An original 8.5 mi mountain bike trail passed through Mohican State Park and the state forest was opened to the public in 2005. The trail was created through a partnership between the Mohican/Malabar Bike Club and ODNR. Since then, work has continued expanding the mountain bike trail to a 24.5 mi loop that encircles the park. The trail is open to mountain bike riders and hikers. In 2022 several additional trails were added to the Mohican MTB trail system leading to a skills area near the Mohican Lodge. Each June the park is home to the Mohican MTB 100 race. The park offers trails of varying difficulty.

===Naturalist programs===
From Memorial Day Weekend through the Sunday of Labor Day Weekend, the park offers daily naturalist activities for its camping and cottage visitors as well as the general public.

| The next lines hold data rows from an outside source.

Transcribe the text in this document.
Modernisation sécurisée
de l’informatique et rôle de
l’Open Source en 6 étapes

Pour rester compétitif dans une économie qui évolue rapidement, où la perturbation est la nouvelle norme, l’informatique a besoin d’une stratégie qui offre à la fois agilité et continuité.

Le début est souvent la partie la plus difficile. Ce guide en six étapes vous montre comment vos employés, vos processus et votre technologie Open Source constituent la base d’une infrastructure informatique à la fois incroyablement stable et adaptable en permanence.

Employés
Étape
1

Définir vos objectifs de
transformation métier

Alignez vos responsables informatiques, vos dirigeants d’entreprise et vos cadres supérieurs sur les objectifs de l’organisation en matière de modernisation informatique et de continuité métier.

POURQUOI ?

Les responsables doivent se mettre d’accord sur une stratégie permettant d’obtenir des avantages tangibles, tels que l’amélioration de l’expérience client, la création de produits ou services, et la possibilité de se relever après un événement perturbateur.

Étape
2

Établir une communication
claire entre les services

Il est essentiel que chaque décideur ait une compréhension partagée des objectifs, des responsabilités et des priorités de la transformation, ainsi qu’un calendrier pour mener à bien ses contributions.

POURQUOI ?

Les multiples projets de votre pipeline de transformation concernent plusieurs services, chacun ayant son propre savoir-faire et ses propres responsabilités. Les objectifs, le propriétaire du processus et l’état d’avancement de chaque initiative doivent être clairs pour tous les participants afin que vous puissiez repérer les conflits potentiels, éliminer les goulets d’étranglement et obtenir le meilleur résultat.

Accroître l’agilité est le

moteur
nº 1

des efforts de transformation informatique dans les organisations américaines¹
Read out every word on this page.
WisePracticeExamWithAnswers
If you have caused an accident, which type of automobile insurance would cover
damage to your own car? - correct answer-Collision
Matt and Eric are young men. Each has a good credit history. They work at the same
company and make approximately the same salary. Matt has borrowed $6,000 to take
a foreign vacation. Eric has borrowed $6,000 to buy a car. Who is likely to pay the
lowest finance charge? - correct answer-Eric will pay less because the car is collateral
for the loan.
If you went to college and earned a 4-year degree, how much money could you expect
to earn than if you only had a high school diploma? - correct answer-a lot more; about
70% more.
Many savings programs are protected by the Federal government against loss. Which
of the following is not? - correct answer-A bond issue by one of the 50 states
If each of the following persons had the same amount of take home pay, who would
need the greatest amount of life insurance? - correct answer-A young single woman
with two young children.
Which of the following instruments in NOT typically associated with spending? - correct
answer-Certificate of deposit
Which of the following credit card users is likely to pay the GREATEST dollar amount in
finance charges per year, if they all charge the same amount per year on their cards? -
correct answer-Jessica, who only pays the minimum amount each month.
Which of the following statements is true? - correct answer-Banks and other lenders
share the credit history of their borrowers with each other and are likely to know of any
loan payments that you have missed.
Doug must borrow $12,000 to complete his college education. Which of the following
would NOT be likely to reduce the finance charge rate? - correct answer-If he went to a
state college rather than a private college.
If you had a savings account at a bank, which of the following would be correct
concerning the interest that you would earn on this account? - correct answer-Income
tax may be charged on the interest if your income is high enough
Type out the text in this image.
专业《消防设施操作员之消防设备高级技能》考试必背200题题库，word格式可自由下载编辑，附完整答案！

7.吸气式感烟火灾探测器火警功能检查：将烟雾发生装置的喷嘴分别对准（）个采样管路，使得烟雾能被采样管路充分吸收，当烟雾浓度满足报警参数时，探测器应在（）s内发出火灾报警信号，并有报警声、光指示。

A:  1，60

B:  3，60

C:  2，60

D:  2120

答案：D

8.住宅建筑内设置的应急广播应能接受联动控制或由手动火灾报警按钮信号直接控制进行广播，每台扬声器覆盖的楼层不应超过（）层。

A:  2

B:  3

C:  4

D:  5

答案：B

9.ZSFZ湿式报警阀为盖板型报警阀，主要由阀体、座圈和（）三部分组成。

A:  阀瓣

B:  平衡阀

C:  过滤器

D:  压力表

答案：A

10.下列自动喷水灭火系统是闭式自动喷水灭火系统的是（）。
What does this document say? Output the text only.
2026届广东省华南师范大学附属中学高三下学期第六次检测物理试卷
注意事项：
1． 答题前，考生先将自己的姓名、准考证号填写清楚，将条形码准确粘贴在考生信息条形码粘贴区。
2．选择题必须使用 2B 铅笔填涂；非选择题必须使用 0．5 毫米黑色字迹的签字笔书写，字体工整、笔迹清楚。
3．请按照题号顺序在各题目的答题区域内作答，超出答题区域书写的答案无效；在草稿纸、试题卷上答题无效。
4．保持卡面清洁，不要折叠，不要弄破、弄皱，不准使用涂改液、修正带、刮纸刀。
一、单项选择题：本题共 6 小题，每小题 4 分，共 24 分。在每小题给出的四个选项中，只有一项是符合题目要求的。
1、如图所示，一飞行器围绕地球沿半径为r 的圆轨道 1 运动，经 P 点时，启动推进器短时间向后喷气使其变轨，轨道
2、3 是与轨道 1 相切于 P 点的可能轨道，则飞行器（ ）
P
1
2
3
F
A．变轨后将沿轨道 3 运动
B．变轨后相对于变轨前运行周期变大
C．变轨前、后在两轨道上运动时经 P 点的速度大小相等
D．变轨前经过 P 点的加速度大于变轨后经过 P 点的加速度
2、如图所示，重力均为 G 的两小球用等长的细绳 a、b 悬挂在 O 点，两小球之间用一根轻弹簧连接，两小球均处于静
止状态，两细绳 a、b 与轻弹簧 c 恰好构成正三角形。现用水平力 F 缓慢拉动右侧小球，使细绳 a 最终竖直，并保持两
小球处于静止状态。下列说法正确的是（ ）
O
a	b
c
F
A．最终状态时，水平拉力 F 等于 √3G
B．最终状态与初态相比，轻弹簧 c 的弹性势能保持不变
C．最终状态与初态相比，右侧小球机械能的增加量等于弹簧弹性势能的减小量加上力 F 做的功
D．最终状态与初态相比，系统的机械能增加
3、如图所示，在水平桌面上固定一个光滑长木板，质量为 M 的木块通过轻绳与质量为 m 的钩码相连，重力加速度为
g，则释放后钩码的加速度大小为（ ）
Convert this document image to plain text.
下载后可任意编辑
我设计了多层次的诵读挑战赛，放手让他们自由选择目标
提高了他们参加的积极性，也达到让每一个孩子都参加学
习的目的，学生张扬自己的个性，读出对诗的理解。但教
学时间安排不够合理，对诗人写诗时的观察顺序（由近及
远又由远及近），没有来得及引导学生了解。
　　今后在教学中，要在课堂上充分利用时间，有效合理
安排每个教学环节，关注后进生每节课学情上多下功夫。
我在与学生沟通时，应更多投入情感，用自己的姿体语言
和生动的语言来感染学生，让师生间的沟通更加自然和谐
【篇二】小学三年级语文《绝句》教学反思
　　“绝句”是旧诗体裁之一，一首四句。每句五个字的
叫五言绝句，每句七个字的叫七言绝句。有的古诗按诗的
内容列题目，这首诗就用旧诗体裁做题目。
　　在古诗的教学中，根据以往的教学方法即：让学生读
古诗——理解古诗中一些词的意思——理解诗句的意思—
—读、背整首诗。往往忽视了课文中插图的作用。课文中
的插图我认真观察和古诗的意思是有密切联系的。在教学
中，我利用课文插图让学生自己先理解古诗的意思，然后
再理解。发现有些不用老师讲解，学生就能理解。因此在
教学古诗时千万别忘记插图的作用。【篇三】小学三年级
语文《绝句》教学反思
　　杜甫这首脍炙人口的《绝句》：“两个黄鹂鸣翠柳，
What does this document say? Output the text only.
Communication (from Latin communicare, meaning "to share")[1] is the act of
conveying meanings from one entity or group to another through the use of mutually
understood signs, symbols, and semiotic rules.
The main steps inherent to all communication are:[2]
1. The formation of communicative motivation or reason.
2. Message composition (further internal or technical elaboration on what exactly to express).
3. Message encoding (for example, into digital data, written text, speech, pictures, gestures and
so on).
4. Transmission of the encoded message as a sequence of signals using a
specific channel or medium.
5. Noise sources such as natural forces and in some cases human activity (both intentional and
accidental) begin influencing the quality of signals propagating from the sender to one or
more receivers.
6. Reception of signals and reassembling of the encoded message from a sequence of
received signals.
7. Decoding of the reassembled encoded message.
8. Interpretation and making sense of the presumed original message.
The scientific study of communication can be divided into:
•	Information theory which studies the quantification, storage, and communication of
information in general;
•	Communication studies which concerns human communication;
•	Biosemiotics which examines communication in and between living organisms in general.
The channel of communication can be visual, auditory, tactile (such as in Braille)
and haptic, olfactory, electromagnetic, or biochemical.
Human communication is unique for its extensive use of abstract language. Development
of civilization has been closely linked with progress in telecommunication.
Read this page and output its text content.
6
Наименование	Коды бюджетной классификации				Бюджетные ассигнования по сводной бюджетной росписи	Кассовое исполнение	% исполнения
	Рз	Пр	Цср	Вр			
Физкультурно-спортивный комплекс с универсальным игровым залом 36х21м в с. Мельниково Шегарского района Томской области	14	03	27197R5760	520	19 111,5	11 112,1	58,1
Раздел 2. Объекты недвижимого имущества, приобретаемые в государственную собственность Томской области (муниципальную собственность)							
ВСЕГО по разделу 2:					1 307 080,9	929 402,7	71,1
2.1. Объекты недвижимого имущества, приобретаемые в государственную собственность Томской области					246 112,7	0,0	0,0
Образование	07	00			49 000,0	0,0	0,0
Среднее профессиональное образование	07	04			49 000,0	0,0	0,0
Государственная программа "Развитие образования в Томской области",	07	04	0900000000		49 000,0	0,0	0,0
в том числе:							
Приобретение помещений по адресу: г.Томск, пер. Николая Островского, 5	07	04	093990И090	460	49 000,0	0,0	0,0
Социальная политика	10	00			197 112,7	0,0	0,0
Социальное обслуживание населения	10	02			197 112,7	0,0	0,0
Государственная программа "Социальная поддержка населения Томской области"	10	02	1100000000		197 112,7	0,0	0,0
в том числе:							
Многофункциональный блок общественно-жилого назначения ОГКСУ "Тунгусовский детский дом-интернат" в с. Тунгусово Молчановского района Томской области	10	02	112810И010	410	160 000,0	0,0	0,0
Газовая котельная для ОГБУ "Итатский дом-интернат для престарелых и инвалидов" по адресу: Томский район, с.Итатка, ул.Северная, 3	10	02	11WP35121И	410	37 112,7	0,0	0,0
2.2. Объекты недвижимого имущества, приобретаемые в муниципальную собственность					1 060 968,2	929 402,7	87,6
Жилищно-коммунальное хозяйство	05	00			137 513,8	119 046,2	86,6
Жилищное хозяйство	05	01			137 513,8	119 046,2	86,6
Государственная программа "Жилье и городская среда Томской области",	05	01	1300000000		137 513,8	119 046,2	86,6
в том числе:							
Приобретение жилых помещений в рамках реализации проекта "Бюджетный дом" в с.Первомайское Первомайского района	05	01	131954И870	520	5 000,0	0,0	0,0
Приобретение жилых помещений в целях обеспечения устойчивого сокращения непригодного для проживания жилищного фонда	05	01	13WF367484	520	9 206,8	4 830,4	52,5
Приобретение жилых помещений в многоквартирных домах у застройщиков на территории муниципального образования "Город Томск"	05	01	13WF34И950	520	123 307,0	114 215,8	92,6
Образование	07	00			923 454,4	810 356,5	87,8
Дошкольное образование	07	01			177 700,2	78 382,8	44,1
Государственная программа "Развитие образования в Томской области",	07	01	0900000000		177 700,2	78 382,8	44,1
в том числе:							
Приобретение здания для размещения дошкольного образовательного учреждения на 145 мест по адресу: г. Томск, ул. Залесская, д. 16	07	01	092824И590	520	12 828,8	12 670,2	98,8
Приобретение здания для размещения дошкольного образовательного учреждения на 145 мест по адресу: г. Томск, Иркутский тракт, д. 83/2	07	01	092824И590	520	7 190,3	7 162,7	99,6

Activities include movies at the Class A Campground amphitheater on weekends, nature hikes, family games, and grist mill tours. In addition, the Junior Naturalist program is offered for kids from ages 7 through 14. A restored cabin served as the park Nature Center and was located in the Class A Campground. It was moved to the space where the game room used to reside.

===Camping===
In addition to the 10 remote "park and pack" single campsites, there are three separate camping areas at Mohican State Park: the Class A Campground, the Class B Campground, and the Group Camp Area. Several types of cabins are located near the Class A Campground. There is also the Mohican Resort and Conference Center, built in 1974 and operated by Xanterra Parks and Resorts.